Let $A$ be a UFD, we know $A$ is a PID iff $A$ is a Bezout domain. Now I want to consider the case $A$ is not a PID.
So the question is that does every UFD $A$ which is not PID admit two distinct prime elements $a,b$ such that $(a,b)\neq A.$
Asked
Active
Viewed 55 times
0
-
See $(4)$ in this Theorem in the dupe – Bill Dubuque May 20 '23 at 23:46
1 Answers
1
I don't know the answer, but I will take a stab at the proof myself. Hope that this proof is either correct, or someone will be able to point to a mistake, in which case I will pull it out.

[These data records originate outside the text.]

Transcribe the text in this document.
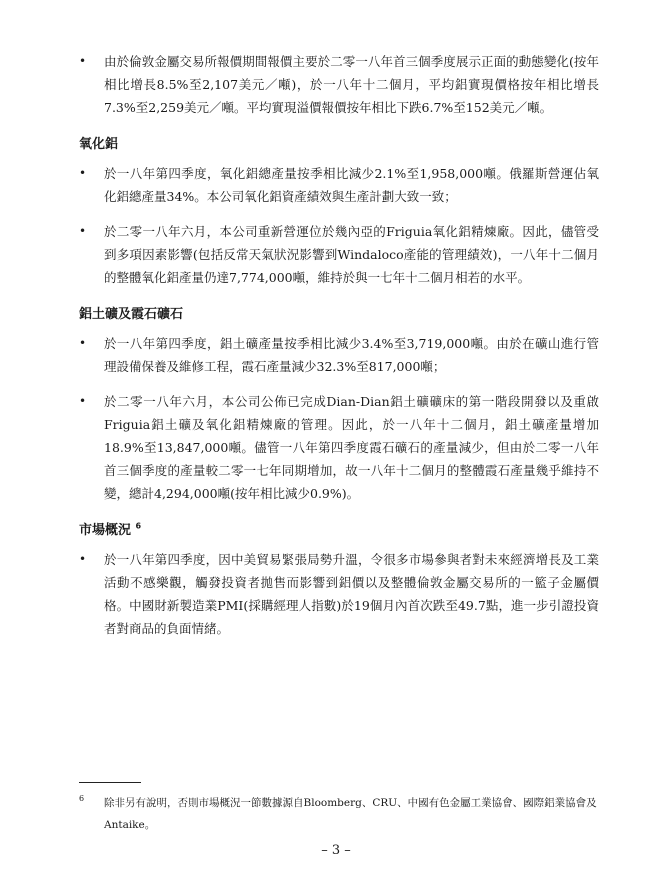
• 由於倫敦金屬交易所報價期間報價主要於二零一八年首三個季度展示正面的動態變化(按年相比增長8.5%至2,107美元／噸)，於一八年十二個月，平均鋁實現價格按年相比增長7.3%至2,259美元／噸。平均實現溢價報價按年相比下跌6.7%至152美元／噸。
氧化鋁
• 於一八年第四季度，氧化鋁總產量按季相比減少2.1%至1,958,000噸。俄羅斯營運佔氧化鋁總產量34%。本公司氧化鋁資產績效與生產計劃大致一致；
• 於二零一八年六月，本公司重新營運位於幾內亞的Friguia氧化鋁精煉廠。因此，儘管受到多項因素影響(包括反常天氣狀況影響到Windaloco產能的管理績效)，一八年十二個月的整體氧化鋁產量仍達7,774,000噸，維持於與一七年十二個月相若的水平。
鋁土礦及霞石礦石
• 於一八年第四季度，鋁土礦產量按季相比減少3.4%至3,719,000噸。由於在礦山進行管理設備保養及維修工程，霞石產量減少32.3%至817,000噸；
• 於二零一八年六月，本公司公佈已完成Dian-Dian鋁土礦礦床的第一階段開發以及重啟Friguia鋁土礦及氧化鋁精煉廠的管理。因此，於一八年十二個月，鋁土礦產量增加18.9%至13,847,000噸。儘管一八年第四季度霞石礦石的產量減少，但由於二零一八年首三個季度的產量較二零一七年同期增加，故一八年十二個月的整體霞石產量幾乎維持不變，總計4,294,000噸(按年相比減少0.9%)。
市場概況 $^6$
• 於一八年第四季度，因中美貿易緊張局勢升溫，令很多市場參與者對未來經濟增長及工業活動不感樂觀，觸發投資者拋售而影響到鋁價以及整體倫敦金屬交易所的一籃子金屬價格。中國財新製造業PMI(採購經理人指數)於19個月內首次跌至49.7點，進一步引證投資者對商品的負面情緒。
6	除非另有說明，否則市場概況一節數據源自Bloomberg、CRU、中國有色金屬工業協會、國際鋁業協會及Antaike。
– 3 –
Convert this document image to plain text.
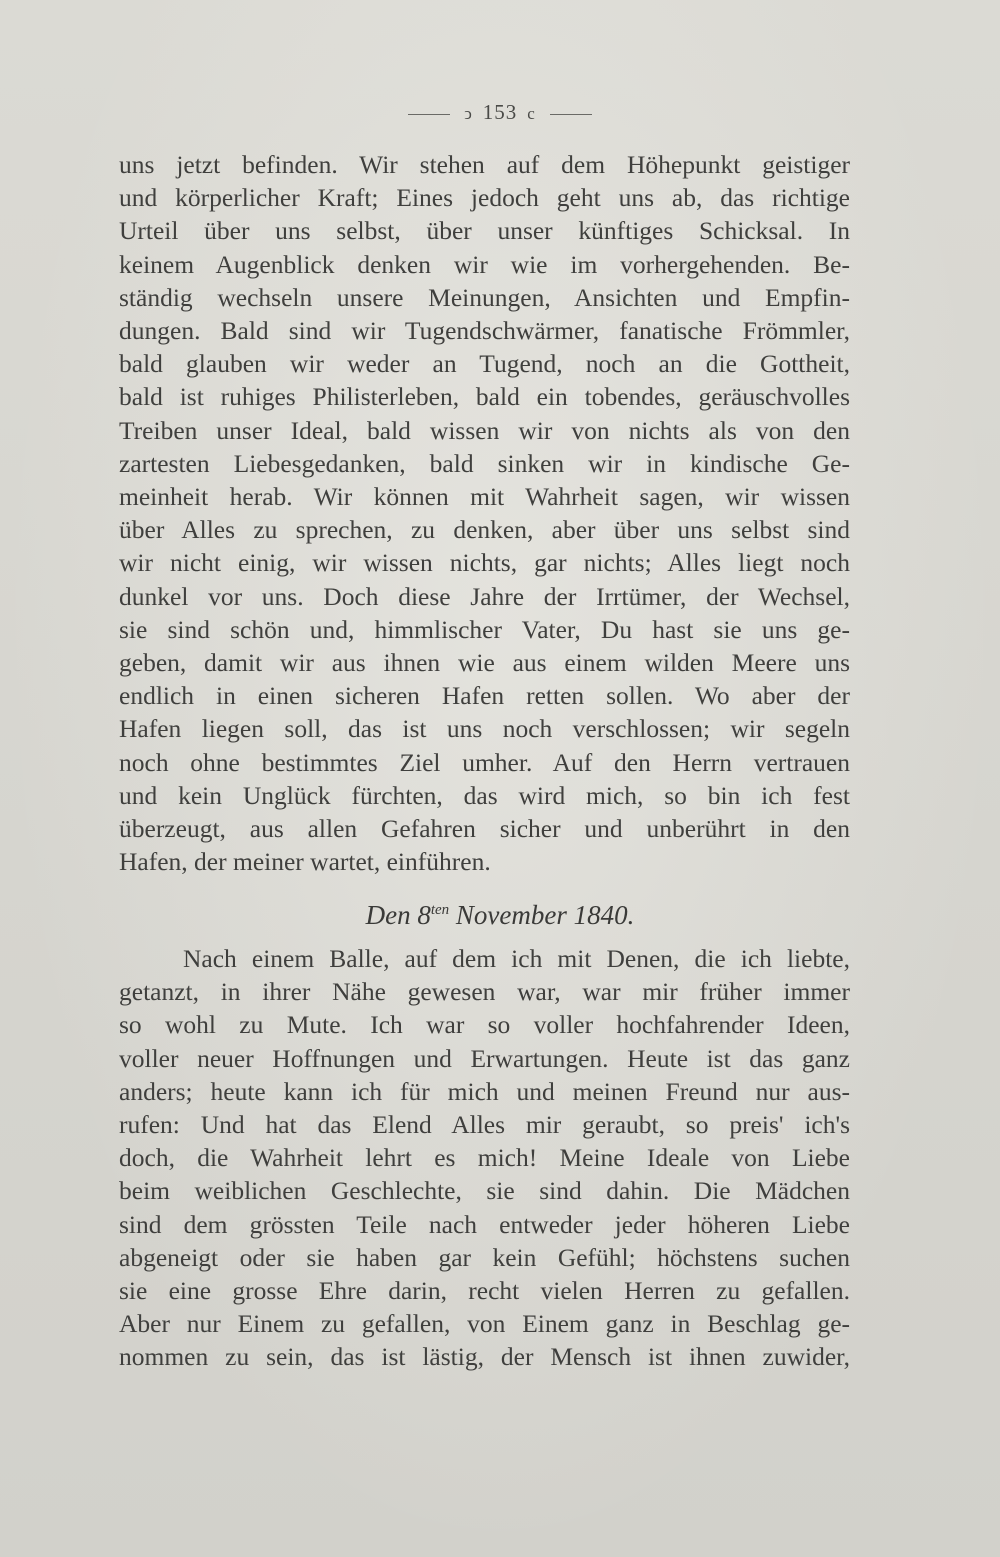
ↄ 153 c
uns jetzt befinden. Wir stehen auf dem Höhepunkt geistiger
und körperlicher Kraft; Eines jedoch geht uns ab, das richtige
Urteil über uns selbst, über unser künftiges Schicksal. In
keinem Augenblick denken wir wie im vorhergehenden. Be-
ständig wechseln unsere Meinungen, Ansichten und Empfin-
dungen. Bald sind wir Tugendschwärmer, fanatische Frömmler,
bald glauben wir weder an Tugend, noch an die Gottheit,
bald ist ruhiges Philisterleben, bald ein tobendes, geräuschvolles
Treiben unser Ideal, bald wissen wir von nichts als von den
zartesten Liebesgedanken, bald sinken wir in kindische Ge-
meinheit herab. Wir können mit Wahrheit sagen, wir wissen
über Alles zu sprechen, zu denken, aber über uns selbst sind
wir nicht einig, wir wissen nichts, gar nichts; Alles liegt noch
dunkel vor uns. Doch diese Jahre der Irrtümer, der Wechsel,
sie sind schön und, himmlischer Vater, Du hast sie uns ge-
geben, damit wir aus ihnen wie aus einem wilden Meere uns
endlich in einen sicheren Hafen retten sollen. Wo aber der
Hafen liegen soll, das ist uns noch verschlossen; wir segeln
noch ohne bestimmtes Ziel umher. Auf den Herrn vertrauen
und kein Unglück fürchten, das wird mich, so bin ich fest
überzeugt, aus allen Gefahren sicher und unberührt in den
Hafen, der meiner wartet, einführen.
Den $8^{ten}$ November 1840.
Nach einem Balle, auf dem ich mit Denen, die ich liebte,
getanzt, in ihrer Nähe gewesen war, war mir früher immer
so wohl zu Mute. Ich war so voller hochfahrender Ideen,
voller neuer Hoffnungen und Erwartungen. Heute ist das ganz
anders; heute kann ich für mich und meinen Freund nur aus-
rufen: Und hat das Elend Alles mir geraubt, so preis' ich's
doch, die Wahrheit lehrt es mich! Meine Ideale von Liebe
beim weiblichen Geschlechte, sie sind dahin. Die Mädchen
sind dem grössten Teile nach entweder jeder höheren Liebe
abgeneigt oder sie haben gar kein Gefühl; höchstens suchen
sie eine grosse Ehre darin, recht vielen Herren zu gefallen.
Aber nur Einem zu gefallen, von Einem ganz in Beschlag ge-
nommen zu sein, das ist lästig, der Mensch ist ihnen zuwider,
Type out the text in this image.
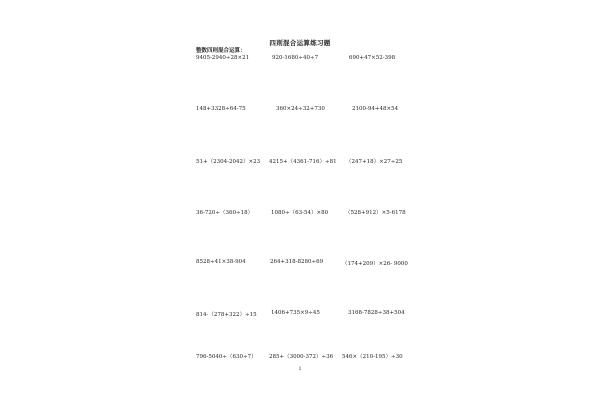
四则混合运算练习题
整数四则混合运算：
9405-2940÷28×21	920-1680÷40÷7	690+47×52-398
148+3328÷64-75	360×24÷32+730	2100-94+48×54
51+（2304-2042）×23 4215+（4361-716）÷81 （247+18）×27÷25
36-720÷（360÷18）	1080÷（63-54）×80	（528+912）×5-6178
8528÷41×38-904	264+318-8280÷69	（174+209）×26- 9000
814-（278+322）÷15	1406+735×9÷45	3168-7828÷38+504
796-5040÷（630÷7） 285+（3000-372）÷36 546×（210-195）÷30
1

Lemma: If $p,q,r$ are three elements of a commutative ring $R$ with unity such that $(p,r)=(q,r)=R$, then $(pq,r)=R$ as well.
Proof: if $1=ap+br=cq+dr$ for some $a,b,c,d\in R$, then:
$$q=apq+brq$$ $$1=cq+dr=c(apq+brq)+dr=(ac)pq+(bq+d)r$$ $\blacksquare$
From there, using induction and symmetry, we can prove our statement.
Let $R$ be UFD which is not a Bezout domain. This means that there are two elements $p,q$ such that $(p,q)$ is not principal.
WLOG we can assume that $p,q$ are coprime. Otherwise, take $d=\gcd(p,q)$ and then $p/d, q/d$ are coprime and the ideal $(p/d, q/d)$ is already not principal.
Now, let $p=p_1\cdots p_n, q=q_1\cdots q_m$ where all $p_i, q_j$ are prime and none of the $p_i$'s is the same as any of the $q_j$'s. Now:
- Either one of $(p_i, q_j)$ is a proper ideal, in which case we are done. (That ideal cannot be principal because $p_i,q_j$ are already coprime.)
- Or, all $(p_i, q_j)=R$. Now, using the Lemma above multiple times we can conclude that $(p,q)=(p_1\cdots p_n,q_1\cdots q_m)=R$, which is a contradiction with the assumption that $(p,q)$ is not principal.
$\blacksquare$